The first successful prosthetic MVR was achieved in 1960.9 A year later, a study published results for what was to become the first commercially available prosthesis - the Starr-Edwards ball and cage mitral valve.6 This was the gold standard until the Bjork-Shiley tilting disk valve (1969) and then the St. Jude Medical bi-leaflet valve (1977) emerged. These second and third generation valves had superior haemodynamic profiles and fewer valve-related adverse events.
Applying SC method abates the duration of valve implantation and clamping time. It is a simple, secure and reliable method for valve replacement. The method minimises the risk of injury to aortic valve leaflets and left circumflex artery (LCX) where the sutures of aorto-mitral continuity and left half of the annulus are performed by direct viewing.
On the other hand, PPL has been reported to increase about 10% within 4 years post-operation.10 It is suggested that application of at least 4-5 polypropylene sutures for each MVR, tightening up the sutures by a nerve hook, causes low PPL. This method is recommended for patients requiring valve replacement due to rheumatic valve disease, especially in cases of severe mitral stenosis and small atrium, but it is not recommended for patients with degenerative valvular disease. In these cases, the use of pledgeted interrupted sutures is preferred.11 Using Interrupted technique, excessive traction on the valve should be avoided, particularly keeping in mind the risk of overstretching and rupturing the adjacent posterior left ventricular wall.

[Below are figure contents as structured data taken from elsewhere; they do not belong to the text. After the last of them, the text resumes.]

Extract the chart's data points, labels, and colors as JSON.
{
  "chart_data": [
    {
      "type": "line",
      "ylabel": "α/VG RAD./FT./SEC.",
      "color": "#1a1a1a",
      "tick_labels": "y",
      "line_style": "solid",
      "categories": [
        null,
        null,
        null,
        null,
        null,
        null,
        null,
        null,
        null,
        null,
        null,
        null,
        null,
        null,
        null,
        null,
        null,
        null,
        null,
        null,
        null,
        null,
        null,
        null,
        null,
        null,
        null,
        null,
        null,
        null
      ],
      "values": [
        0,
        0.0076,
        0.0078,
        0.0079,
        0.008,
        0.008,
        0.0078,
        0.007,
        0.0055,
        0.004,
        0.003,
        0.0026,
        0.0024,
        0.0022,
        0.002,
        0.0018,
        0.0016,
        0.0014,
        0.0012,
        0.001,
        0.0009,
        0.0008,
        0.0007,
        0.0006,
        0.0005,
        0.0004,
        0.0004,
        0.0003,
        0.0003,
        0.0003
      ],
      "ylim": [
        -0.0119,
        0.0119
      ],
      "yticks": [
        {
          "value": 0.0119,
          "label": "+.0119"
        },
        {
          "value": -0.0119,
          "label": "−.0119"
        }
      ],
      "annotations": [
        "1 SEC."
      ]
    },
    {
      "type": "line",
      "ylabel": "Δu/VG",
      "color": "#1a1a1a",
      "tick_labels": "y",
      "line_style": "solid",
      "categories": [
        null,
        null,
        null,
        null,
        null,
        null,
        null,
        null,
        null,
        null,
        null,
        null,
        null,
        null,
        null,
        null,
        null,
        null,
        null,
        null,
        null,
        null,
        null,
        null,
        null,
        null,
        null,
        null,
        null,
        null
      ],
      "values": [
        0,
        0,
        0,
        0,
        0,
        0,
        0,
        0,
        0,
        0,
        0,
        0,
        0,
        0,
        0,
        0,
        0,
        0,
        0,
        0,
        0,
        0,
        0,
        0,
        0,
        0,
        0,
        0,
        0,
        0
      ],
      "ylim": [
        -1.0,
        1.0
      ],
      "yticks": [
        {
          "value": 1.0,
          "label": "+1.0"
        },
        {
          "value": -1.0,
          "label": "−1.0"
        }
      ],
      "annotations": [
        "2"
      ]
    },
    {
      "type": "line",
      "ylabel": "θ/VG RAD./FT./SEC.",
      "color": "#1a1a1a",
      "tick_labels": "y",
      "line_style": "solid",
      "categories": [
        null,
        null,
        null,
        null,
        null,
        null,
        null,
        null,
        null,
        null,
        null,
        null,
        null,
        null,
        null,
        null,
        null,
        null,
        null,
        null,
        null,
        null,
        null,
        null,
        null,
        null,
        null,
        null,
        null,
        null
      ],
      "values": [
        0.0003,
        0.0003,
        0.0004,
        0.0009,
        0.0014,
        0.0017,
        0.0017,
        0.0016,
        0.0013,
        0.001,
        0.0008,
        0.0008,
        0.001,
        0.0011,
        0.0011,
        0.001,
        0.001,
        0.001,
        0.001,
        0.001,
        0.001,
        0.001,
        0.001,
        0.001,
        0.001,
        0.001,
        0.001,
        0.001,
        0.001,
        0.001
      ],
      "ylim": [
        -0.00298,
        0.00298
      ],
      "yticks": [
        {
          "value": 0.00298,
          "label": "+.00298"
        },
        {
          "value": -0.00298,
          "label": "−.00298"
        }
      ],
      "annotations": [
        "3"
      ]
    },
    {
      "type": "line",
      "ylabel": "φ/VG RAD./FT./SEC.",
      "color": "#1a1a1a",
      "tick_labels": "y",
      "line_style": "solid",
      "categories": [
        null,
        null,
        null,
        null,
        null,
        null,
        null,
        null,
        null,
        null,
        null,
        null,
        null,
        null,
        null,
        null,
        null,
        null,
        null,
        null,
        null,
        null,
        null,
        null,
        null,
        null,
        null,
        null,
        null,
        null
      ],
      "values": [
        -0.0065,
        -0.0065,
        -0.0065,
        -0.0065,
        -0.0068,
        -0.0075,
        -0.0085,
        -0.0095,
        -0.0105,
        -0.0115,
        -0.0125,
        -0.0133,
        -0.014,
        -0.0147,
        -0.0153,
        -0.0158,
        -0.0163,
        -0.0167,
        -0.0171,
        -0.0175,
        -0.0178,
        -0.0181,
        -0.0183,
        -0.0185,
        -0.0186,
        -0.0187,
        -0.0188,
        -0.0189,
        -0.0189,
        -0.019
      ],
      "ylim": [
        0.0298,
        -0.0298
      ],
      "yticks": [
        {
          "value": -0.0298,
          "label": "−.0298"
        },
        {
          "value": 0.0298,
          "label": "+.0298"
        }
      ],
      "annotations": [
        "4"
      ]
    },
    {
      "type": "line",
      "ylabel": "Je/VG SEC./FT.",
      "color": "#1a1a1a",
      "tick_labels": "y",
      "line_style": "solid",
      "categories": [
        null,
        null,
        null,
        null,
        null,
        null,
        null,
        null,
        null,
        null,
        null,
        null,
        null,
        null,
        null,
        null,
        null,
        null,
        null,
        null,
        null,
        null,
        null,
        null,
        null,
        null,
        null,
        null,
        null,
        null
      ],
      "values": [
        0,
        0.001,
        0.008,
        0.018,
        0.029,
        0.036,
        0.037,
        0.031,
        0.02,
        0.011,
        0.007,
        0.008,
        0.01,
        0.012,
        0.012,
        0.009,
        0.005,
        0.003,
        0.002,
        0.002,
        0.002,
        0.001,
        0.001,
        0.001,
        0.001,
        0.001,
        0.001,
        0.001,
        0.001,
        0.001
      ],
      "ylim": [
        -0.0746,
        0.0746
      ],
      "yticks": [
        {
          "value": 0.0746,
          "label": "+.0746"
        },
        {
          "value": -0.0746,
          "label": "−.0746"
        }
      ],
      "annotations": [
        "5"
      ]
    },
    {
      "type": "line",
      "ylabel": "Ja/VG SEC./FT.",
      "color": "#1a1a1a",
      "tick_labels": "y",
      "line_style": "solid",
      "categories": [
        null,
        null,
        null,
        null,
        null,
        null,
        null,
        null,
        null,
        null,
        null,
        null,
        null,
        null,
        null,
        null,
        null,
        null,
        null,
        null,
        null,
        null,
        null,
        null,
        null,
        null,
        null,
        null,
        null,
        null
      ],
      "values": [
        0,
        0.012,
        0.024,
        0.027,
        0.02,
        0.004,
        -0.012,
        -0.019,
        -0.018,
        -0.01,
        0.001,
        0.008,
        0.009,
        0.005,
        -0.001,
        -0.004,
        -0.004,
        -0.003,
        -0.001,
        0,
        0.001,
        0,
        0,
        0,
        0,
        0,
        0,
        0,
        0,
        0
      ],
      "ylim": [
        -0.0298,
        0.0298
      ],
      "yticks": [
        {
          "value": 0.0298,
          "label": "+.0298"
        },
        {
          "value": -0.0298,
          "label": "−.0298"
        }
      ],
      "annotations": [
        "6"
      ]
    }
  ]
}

The SC suture technique has the advantage of speed. This technique should only be used when the surgeon is confident of its ease and security. Placement of interrupted sutures with pledgets is more consistently reliable, particularly with restricted access and friable tissues.
A new holo-systolic regurgitant murmur after MVR is an indication of the presence of a PPL. Echocardiography is a gold standard procedure for diagnosis of a PPL in the mitral position.12-14 PPLs can lead to heart failure, haemolytic complications,15 and thromboembolic complications12 and are one of the most common reasons for repeat of MVR surgery16-18 with a low operative mortality risk19 resulting in improved survival and a reduction in symptoms.
In this study, there was no significant difference in PPLs in the two groups. But the bypass time and cross-clamp time were significantly low in patients in whom SC technique was used. The incidence of PPL was low in our study compared to other studies. The reason for this may be that in our study the follow-up of patients lasted only 1 month and PPL can occur at some later stages after surgery as well.


Conclusions

Semi-continuous technique was found to be a safer and more reliable method of MVR, having short cross-clamp and cardiopulmonary bypass times.